Некогда этот же стол, нехитро затеянный, но прочный, из вершковых плах, рассчитанный на дюжину едоков, возглавлял дед Лукаша, от которого в Касьяновой памяти уцелели его белодымная борода до третьей пуговицы на рубахе да грабастые жёсткие руки, измозоленные верёвками и лапотным лыком. И помнилось, как он, перекрестясь и прижав ковригу ребром к сивой посконной груди, осыпав её белым волосом бороды, надрезал первый закраек, разглядывал и нюхал, а бабушка, стоя за его спиной, трепетно ждала своего суда. Потом дед Лукаша, ослабев и избыв, уступил суд Касьянову отцу, а отец вот уж и самому Касьяну. Так и менялись за этим столом местами — по ходу солнца. На утренней стороне, как и теперь, всегда теснились ребятишки, на вечерней женщины, а в красном углу, в застольном зените, всегда сидел главный резальщик хлеба, пока не приходило время уступить нож другому.

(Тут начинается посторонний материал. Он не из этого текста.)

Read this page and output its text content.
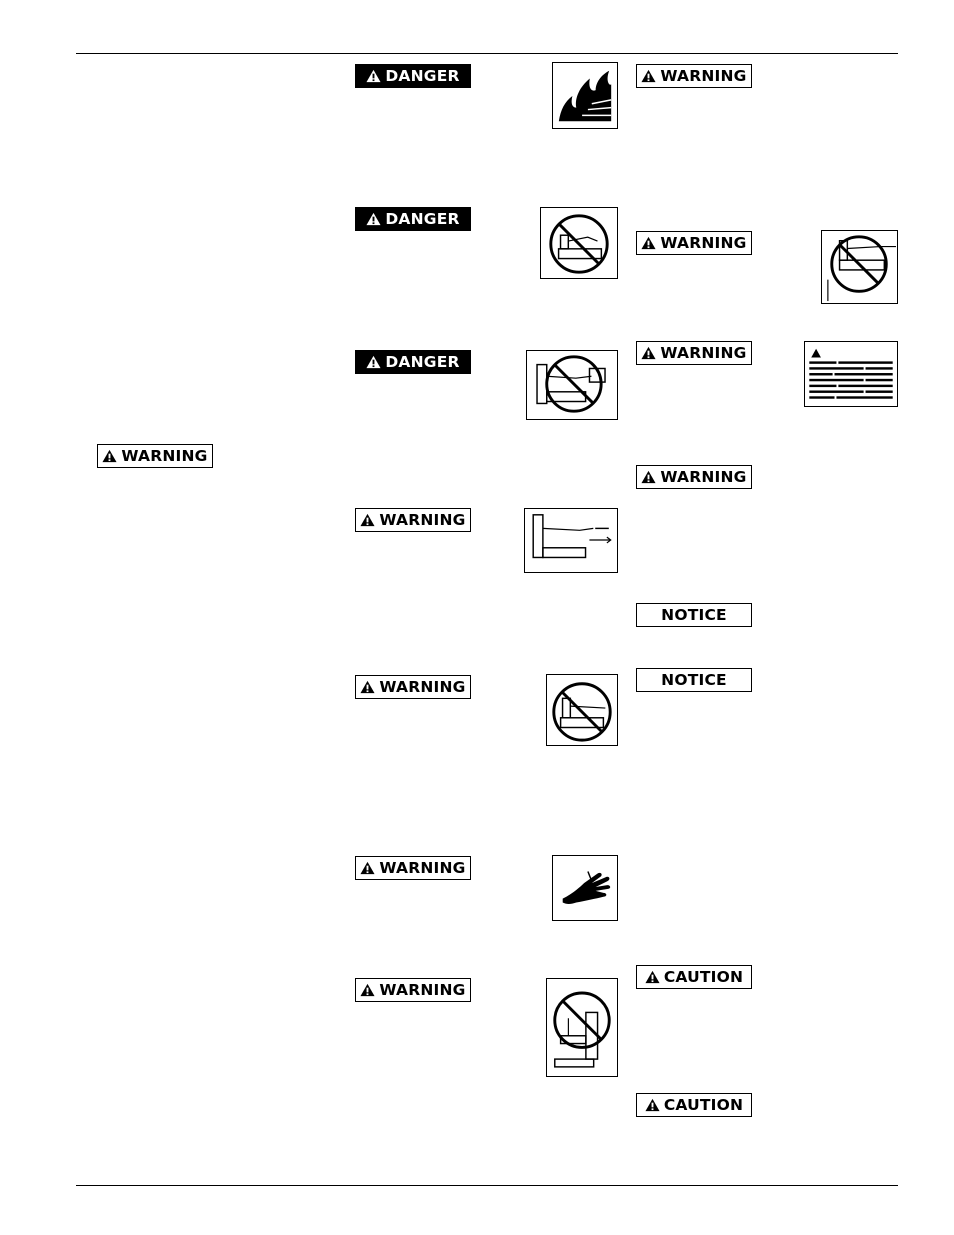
WARNING
DANGER
DANGER
DANGER
WARNING
WARNING
WARNING
WARNING
WARNING
WARNING
WARNING
WARNING
NOTICE
NOTICE
CAUTION
CAUTION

Касьян, держа большой самодельный нож из стального окоска, принял из материных рук ковригу, отдававшую ещё не иссякшим теплом, и только чуть дрогнул уголками рта при мысли, что это его последний хлеб, которым ему нынче предстояло оделить семью. Наверное, это осознавали и все остальные, потому что, пока он примерялся, с какого края начать, — и Натаха, и бабушка, и Сергунок, и даже Митюнька прикованно, молча глядели на его руки. И оттого сделалось так тихо, что было слышно, как поворачиваемый хлеб мягко шуршал в грубых Касьяновых ладонях.
Но Касьян вдруг опустил хлеб на стол и сказал:
— А ну-ка, сынок, давай ты.
— Я? — встрепенулся Сергунок. — Как — я?
— Давай, привыкай, — сказал Касьян и положил перед ним ковригу.
От этих отцовых слов мальчик опять пунцово пыхнул и, всё ещё не веря, не шутит ли тот, смущённо посмотрел на хлебный кругляш, над которым он, сидя на лавке, едва возвышался маковкой.
— Давай, хозяин, давай, — подбодрил его Касьян.
Сергунок, оглядываясь то на мать, то на бабушку, обеими руками подтянул к себе тяжёлую хлебину и робко принял от отца старый источенный нож.
— А как… как резать? — нерешительно спросил он.
— Ну как… По едокам и режь.
Сергунок привстал на лавке на колени. Посерьёзнев и как-то повзрослев лицом, но всё ещё полный робости, словно перед ним лежало нечто живое и трепетное, он первый раз в своей жизни приставил кончик ножа к горбатой спине каравая. Корка сперва пружинисто прогнулась, но тут же с лёгким хрустом охотно, переспело раздалась под ножом, и Сергунок, бегло взглянув на отца, так ли он делает, обеими руками надавил на рукоятку, так что проступили и побелели остренькие косточки на стиснутых кулаках. В ревностном старании высунув кончик языка, он кое-как, хотя и не совсем ровно, откромсал-таки третью часть ковриги и, оглядев всех, сосчитав едоков, старательно поделил краюху на пять частей.